Reasons For Concealing The Identity By Name

Theories about the reference usually include an attempt to explain why this anonymizing idiom is used at all, rather than stating an identity.

Suggestions accounting for this are numerous. One common proposal is that the author concealed his name due simply to modesty, even though calling him/herself the "beloved" disciple may not sound that humble. Another is that concealment served political or security reasons, made necessary by the threat of persecution or embarrassment during the time of the gospel's publication. The author may have been a highly placed person in Jerusalem who was hiding his affiliation with Christianity (see above reference to Richard Bauckham). Capper (see above reference) suggests that anonymity would have been appropriate for one living the withdrawn life of an ascetic, and that under the unnamed disciples of the Gospel may be present either the Beloved Disciple himself or others under his guidance who out of the humility of their ascetic commitment hid their identity or subsumed their witness under that of their spiritual master.

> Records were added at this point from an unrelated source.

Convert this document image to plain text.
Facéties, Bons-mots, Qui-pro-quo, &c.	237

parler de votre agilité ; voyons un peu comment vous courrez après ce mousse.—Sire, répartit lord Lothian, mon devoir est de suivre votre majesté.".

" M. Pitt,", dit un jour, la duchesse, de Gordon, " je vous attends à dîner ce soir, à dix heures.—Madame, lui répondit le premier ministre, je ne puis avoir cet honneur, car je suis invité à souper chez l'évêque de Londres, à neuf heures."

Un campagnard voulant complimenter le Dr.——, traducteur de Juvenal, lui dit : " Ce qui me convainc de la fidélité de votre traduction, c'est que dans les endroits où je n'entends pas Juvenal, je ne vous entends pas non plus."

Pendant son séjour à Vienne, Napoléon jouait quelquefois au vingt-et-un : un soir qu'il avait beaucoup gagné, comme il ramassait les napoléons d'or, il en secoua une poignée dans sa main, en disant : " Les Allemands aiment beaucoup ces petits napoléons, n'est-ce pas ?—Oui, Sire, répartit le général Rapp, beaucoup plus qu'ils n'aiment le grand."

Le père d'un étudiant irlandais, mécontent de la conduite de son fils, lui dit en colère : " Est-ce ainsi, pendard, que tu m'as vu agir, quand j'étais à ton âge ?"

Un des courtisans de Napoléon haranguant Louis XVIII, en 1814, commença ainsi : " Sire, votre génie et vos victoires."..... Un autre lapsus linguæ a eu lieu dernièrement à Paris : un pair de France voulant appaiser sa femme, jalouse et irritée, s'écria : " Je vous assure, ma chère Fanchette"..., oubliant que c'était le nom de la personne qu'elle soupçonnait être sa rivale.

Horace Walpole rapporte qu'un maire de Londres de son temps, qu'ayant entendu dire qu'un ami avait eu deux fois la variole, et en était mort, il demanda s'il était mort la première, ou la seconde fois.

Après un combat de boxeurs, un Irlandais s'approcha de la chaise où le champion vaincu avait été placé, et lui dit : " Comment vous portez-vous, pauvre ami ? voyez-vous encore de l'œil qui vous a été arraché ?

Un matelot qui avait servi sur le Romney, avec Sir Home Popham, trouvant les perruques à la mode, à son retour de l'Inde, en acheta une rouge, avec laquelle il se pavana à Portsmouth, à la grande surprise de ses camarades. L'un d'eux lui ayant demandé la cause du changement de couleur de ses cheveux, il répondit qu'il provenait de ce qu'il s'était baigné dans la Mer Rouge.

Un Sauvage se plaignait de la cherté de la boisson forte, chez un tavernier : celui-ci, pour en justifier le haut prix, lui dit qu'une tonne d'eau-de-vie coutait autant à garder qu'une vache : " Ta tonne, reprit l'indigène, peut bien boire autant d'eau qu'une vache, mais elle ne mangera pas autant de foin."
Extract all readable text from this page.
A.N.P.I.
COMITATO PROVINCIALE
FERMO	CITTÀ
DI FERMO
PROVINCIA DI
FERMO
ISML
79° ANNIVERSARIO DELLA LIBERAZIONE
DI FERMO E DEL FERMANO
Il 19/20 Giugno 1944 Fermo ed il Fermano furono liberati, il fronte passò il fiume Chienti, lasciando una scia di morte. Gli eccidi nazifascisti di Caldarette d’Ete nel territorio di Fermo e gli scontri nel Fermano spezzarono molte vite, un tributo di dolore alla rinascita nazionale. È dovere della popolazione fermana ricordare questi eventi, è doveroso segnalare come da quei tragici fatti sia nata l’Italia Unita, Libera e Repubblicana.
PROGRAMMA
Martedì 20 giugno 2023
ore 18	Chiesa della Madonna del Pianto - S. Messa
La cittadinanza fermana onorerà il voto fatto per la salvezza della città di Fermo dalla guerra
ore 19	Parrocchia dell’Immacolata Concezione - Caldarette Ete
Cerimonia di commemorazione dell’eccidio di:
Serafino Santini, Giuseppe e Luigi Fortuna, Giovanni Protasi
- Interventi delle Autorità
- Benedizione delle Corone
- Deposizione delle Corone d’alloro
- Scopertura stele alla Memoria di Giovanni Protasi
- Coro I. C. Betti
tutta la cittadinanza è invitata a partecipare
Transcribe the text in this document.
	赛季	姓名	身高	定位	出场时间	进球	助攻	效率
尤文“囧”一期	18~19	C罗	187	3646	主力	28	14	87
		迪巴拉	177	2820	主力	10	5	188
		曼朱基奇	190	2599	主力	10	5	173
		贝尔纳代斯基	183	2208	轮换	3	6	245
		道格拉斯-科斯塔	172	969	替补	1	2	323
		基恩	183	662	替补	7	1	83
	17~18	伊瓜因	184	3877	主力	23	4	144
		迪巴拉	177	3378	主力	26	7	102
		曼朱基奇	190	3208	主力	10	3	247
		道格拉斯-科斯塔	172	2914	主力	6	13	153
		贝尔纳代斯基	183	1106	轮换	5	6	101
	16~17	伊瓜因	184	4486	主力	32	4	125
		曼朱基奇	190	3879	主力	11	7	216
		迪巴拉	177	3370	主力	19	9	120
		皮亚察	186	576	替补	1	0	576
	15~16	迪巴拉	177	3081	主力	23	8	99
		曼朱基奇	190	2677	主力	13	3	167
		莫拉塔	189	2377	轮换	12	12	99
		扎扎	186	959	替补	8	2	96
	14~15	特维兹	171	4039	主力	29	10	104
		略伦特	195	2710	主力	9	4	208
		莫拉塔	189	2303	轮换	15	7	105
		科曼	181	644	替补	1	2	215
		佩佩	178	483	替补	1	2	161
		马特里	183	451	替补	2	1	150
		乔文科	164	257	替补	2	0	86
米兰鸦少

Martin L. Smith, a member of the Society of St. John the Evangelist, writes that the author of John's gospel may have deliberately obscured the identity of the Beloved Disciple in order that readers of the gospel may better identify with the disciple's relationship with Jesus:

Perhaps the disciple is never named, never individualized, so that we can more easily accept that he bears witness to an intimacy that is meant for each one of us. The closeness that he enjoyed is a sign of the closeness that is mine and yours because we are in Christ and Christ is in us."

The idea of a beloved or special disciple is sometimes evoked in analysis of other texts from the New Testament Pseudepigrapha. In the Gospel of Thomas, Judas Thomas is the disciple taken aside by Jesus. In the Gospel of Judas, Judas Iscariot is favored with privy enlightening information and set apart from the other apostles. Another more recent interpretation draws from the Secret Gospel of Mark, existing only in fragments. In this interpretation, two scenes from Secret Mark and one at Mark 14:51-52 feature the same young man or youth who is unnamed but seems closely connected to Jesus. As the account in Secret Mark details a raising from the dead very similar to Jesus' raising of Lazarus in John 11:38-44, the young man is identified as Lazarus and associated with the Beloved Disciple.